8.5.1 No right, expressed or implied, is granted by this AGREEMENT to FIOCRUZ to use in any manner the name or any other trade name of PROTALIX or its Affiliates.

8.5.2 Notwithstanding the foregoing Article 8.5.1, FIOCRUZ shall have the right to use the PROTALIX corporate name, subject to PROTALIX’s trademark usage guidelines provided to FIOCRUZ from time to time, on package inserts, packaging or trade packaging associated with the Products in the Territory solely to the extent required by applicable Laws. FIOCRUZ will submit for PROTALIX’s prior written approval a sample of each such proposed use of the PROTALIX corporate name prior to any use thereof.

8.6 FIOCRUZ Covenants.

8.6.1 Other than as expressly permitted in this Article 8, FIOCRUZ shall not (a) use, register, or apply to register any name, mark, domain name, or logo that consists of or is confusingly similar to any name, mark, domain name, or logo owned or controlled by PROTALIX or its AFFILIATES; (b) use any name, mark, domain name, or logo owned or controlled by PROTALIX or its AFFILIATES together with any other mark or name, without prior written consent from such PARTY; or (c) take any action whereby any name, mark, domain name, or logo owned or controlled by PROTALIX or its AFFILIATES becomes invalid, unenforceable, generic or otherwise impaired.

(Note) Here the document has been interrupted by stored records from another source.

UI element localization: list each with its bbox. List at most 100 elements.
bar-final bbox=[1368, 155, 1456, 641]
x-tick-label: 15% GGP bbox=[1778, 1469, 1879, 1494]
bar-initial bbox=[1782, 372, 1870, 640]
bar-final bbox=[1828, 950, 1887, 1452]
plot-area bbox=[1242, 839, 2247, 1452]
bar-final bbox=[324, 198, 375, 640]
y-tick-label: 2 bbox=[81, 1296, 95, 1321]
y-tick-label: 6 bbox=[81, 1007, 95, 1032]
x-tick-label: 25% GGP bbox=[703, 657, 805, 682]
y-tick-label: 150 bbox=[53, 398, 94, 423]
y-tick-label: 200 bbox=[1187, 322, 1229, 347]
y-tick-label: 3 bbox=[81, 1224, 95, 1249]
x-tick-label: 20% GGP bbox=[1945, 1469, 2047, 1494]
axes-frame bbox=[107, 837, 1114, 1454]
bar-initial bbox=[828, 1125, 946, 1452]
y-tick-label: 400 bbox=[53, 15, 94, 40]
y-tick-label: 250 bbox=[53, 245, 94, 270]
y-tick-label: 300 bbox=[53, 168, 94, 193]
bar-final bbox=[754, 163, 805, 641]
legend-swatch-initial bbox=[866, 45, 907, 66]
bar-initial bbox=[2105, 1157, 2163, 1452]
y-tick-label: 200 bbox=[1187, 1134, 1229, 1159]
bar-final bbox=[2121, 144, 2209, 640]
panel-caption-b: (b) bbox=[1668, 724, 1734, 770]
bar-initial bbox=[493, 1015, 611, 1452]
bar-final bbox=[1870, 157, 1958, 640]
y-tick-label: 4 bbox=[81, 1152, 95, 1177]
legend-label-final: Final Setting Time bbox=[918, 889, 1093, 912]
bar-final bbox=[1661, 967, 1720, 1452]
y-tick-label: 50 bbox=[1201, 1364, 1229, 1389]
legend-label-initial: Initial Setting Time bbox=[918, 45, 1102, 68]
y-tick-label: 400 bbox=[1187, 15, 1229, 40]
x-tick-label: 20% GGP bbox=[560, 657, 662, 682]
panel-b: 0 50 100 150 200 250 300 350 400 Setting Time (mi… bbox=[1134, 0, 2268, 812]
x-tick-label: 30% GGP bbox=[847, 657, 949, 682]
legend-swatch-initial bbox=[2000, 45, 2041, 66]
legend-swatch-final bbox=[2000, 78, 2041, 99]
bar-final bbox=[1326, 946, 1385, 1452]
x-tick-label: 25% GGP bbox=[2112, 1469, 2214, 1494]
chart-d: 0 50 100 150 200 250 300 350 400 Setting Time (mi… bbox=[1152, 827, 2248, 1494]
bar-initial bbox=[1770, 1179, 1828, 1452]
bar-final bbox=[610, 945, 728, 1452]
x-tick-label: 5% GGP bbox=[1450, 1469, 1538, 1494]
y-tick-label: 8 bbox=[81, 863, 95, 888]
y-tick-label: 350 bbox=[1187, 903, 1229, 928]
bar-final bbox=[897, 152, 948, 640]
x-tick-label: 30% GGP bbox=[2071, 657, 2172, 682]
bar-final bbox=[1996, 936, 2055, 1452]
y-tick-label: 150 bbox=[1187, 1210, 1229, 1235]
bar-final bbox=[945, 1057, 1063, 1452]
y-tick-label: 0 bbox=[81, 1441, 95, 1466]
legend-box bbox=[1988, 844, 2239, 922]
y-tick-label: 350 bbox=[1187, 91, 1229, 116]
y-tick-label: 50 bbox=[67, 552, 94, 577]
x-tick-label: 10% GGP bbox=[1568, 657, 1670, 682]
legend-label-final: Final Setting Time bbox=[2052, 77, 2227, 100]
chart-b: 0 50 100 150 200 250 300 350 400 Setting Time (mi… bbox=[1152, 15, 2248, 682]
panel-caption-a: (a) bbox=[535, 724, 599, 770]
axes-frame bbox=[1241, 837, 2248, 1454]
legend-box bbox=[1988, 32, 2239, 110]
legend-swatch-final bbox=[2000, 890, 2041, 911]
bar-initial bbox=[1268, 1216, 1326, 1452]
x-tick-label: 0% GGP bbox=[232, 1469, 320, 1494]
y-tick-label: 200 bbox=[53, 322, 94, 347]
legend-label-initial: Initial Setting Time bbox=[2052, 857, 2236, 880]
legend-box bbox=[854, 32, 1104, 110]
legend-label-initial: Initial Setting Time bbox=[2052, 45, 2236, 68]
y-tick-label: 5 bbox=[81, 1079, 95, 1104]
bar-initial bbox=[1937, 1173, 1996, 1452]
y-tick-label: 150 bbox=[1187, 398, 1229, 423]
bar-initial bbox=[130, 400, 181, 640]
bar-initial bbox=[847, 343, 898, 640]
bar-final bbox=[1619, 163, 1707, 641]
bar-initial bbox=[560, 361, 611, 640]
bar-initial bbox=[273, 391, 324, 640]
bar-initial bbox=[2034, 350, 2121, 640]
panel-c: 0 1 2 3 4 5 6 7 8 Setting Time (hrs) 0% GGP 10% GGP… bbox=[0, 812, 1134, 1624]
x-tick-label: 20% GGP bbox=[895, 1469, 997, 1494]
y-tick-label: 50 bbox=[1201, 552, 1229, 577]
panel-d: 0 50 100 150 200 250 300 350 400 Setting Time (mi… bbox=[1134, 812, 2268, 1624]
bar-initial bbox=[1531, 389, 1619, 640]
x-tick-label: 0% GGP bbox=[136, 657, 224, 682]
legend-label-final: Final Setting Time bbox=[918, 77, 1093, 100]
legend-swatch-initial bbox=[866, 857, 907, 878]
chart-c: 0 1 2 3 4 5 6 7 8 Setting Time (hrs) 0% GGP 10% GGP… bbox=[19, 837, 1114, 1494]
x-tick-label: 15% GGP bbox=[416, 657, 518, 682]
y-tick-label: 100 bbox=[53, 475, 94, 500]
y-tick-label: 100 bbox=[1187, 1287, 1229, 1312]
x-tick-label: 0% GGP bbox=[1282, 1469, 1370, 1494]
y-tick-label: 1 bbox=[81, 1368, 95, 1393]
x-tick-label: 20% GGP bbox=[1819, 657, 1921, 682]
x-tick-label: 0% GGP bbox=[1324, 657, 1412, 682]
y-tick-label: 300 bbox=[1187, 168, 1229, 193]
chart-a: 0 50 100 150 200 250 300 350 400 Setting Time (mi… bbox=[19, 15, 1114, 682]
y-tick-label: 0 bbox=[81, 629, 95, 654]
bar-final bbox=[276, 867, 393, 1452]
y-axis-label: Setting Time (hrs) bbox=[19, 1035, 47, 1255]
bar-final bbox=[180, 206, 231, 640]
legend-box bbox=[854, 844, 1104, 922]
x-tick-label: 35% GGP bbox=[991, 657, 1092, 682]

8.6.2 FIOCRUZ shall not take any action that in any way might tend to disparage, diminish, or reflect negatively upon the goodwill, reputation or value of PROTALIX, the PRODUCT, FIOCRUZ or any name, mark domain name or logo owned or controlled by PROTALIX or its AFFILIATES.

ARTICLE 10. OWNERSHIP OF ENHANCEMENTS

10.1 Any invention made, conceived or reduced to practice by PROTALIX in connection with the performance of the obligations of this AGREEMENT relating to: (i) a pharmaceutical product with the same chemical composition as the PRODUCT or (ii) an IMPROVEMENT to the PRODUCT or (iii) an IMPROVEMENT to the process or specifications provided by PROTALIX to FIOCRUZ, shall be the exclusive property of PROTALIX. PROTALIX, in its sole discretion, may file for patent protection in its own name for any such invention. PROTALIX shall, and hereby does, grant to FIOCRUZ a non-exclusive, irrevocable, perpetual, worldwide, royalty-free license to use, sublicense, practice and otherwise exploit in any manner any such invention and any patent or other intellectual property or proprietary rights therein throughout the world.